572. L'alinéa 3 de l'article 23 de la loi du 12 avril 2000 admet le retrait des décisions implicites d'acceptation illégales pendant
la durée de l'instance au cas où un recours contentieux a été formé. Cette disposition a une portée générale puisqu'elle
s'applique aux décisions implicites d'acceptation rendues publiques ou non (CE Avis 12 oct. 2006, Mme Cavallo, Lebon 426,
AJDA 2006. 2394, concl. Struillou
, JCP 2006. I. 201, obs. Plessix, JCP Adm. 2006. 1277, note Pélissier). Maintenant l'esprit
de la jurisprudence Cachet, cette disposition autorise le retrait pendant une période beaucoup plus longue que ce que prévoit
la jurisprudence Ternon pour les décisions explicites.
573. L'article 23 distingue ensuite les conditions du retrait des décisions implicites d'acceptation créatrices de droits n'ayant
pas été contestées devant le juge. L'alinéa 1 er s'applique à celles d'entre elles qui ont donné lieu à des mesures d'information
des tiers. Leur retrait pour illégalité peut être décidé pendant le délai de recours contentieux. Cela ne remet pas en cause
l'état du droit antérieur, dans la mesure où la jurisprudence Eve ne couvrait que l'hypothèse, certes souvent rencontrée, dans
laquelle la décision implicite d'acceptation n'avait pas fait l'objet de mesures de publication à destination des tiers : le retrait
des décisions implicites d'acceptation publiées obéissait à la jurisprudence Dame Cachet (CE, ass., 1 er juin 1973, Min. de
l'Équipement et du logement c/ Époux Roulin, Lebon 390, AJDA 1973. 478, chron. Cabanes et Léger, AJDA 1973. 492, note Gilli,
JCP 1973. II. 17513, note Liet-Vaux ; CE 31 janv. 1992, SA Réseau téléphonique du Midi, CJEG 1992. 322, concl. Abraham ;
JCP 1973. II. 17513, note Liet-Vaux ; CE 31 janv. 1992, SA Réseau téléphonique du Midi, CJEG 1992. 322, concl. Abraham ;
27 mars 1981, Mme Renaudin, Lebon 599). Au regard du régime auquel est désormais soumis le retrait des décisions
explicites, la disposition ici en cause de la loi du 12 avril 2000 se singularise par le maintien du lien entre le délai du recours et
celui du retrait pour cette première catégorie de décisions implicites d'acceptation.

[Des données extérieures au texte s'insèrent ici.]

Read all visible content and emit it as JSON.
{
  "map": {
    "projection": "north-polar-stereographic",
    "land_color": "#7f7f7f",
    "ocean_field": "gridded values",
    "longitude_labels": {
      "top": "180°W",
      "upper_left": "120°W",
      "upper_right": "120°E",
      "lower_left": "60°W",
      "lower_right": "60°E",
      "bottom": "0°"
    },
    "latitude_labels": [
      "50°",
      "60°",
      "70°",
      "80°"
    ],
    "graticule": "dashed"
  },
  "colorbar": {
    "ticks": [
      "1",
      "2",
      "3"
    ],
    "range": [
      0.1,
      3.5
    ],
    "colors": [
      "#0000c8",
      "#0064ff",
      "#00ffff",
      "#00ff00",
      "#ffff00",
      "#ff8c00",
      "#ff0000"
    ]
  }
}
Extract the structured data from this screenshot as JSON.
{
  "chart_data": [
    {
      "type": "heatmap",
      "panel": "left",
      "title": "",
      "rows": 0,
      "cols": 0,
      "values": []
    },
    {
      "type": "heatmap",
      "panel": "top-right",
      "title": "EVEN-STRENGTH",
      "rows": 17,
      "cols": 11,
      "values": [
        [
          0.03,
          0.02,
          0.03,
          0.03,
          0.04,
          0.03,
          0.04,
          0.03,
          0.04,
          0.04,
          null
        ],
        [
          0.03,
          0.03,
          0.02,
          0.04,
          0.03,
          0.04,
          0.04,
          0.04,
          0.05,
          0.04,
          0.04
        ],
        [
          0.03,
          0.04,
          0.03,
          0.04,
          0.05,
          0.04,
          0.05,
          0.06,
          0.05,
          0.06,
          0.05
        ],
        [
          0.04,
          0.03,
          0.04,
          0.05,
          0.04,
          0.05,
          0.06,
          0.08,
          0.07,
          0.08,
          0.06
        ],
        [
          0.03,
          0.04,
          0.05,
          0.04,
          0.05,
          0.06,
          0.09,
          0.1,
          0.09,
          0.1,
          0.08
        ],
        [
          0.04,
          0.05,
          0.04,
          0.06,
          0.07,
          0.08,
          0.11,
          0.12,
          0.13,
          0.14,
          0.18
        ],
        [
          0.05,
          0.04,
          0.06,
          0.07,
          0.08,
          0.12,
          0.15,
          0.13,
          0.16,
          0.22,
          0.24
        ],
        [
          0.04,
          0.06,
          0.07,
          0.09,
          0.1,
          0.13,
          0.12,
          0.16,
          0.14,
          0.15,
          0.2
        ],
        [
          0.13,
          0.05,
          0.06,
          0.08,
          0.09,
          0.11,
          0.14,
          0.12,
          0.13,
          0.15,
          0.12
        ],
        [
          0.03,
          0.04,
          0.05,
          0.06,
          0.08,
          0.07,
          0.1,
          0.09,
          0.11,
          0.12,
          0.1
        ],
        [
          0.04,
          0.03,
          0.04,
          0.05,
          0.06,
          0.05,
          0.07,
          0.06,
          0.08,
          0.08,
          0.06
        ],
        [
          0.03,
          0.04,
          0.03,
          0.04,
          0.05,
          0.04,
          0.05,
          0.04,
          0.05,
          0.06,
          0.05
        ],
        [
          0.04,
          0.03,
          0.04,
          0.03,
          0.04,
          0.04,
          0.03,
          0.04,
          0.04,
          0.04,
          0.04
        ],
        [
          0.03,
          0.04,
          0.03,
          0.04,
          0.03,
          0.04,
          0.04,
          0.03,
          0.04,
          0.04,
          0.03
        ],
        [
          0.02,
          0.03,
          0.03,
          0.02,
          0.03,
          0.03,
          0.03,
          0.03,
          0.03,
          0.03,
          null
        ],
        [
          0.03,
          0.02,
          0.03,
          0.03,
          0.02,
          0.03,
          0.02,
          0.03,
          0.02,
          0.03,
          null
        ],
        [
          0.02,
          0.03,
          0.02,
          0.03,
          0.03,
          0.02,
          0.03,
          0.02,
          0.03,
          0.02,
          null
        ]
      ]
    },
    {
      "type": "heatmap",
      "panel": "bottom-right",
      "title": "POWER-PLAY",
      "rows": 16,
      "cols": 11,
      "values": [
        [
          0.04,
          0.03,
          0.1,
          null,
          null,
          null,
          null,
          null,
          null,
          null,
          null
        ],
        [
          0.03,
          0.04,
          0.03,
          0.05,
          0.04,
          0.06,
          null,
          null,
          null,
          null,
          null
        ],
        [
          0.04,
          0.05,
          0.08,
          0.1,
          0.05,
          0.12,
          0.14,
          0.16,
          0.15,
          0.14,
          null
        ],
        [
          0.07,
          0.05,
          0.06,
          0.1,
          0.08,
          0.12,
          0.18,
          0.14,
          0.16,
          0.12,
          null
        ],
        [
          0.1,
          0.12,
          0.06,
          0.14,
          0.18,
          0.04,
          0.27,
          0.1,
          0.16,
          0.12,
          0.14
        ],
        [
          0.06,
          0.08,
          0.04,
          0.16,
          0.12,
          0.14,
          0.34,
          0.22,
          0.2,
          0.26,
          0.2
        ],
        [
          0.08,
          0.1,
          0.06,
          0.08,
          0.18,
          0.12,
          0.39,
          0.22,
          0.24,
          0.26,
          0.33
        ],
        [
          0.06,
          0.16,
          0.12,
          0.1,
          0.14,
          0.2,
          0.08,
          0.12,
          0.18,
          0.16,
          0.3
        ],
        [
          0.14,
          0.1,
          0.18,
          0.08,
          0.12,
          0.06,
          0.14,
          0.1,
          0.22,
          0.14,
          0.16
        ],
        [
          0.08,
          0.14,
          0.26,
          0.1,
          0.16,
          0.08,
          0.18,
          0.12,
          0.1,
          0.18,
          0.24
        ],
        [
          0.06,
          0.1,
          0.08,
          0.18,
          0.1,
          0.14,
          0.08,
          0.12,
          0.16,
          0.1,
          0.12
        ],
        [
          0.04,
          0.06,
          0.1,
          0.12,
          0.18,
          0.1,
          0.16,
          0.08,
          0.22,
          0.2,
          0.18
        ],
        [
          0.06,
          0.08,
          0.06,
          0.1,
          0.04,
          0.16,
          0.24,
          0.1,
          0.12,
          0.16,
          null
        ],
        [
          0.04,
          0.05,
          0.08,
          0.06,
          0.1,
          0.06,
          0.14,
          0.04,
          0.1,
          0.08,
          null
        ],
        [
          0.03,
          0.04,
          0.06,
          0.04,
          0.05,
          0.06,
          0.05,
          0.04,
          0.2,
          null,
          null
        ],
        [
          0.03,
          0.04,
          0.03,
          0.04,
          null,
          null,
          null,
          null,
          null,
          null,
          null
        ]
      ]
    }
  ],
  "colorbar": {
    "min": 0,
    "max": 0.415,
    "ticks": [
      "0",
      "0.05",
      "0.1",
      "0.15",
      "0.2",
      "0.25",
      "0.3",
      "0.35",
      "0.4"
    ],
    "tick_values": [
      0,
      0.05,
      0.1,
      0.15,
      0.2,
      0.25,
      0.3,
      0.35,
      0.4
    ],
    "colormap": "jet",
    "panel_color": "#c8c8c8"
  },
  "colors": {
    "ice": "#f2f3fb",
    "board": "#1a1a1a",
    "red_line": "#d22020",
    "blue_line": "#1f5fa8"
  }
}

574. L'originalité du système législatif institué apparaît à l'égard des autres décisions implicites d'acceptation, qui n'entrent
pas dans le champ des deux alinéas précités. Il s'agit des plus nombreuses, celles qu'aucune mesure d'information n'a porté à
la connaissance des tiers. Alors que la jurisprudence Eve en interdisait le retrait, l'alinéa 2 de l'article 23 le rend désormais
possible pendant le délai de deux mois à compter de la date à laquelle est intervenue la décision. Cette solution, qui détache
le délai de retrait du délai de recours et institue un délai de retrait « standard » calculé à compter de l'édiction de la décision
en cause, semble avoir inspiré le juge administratif lorsqu'il a, peu après, élaboré le système de l'arrêt Ternon.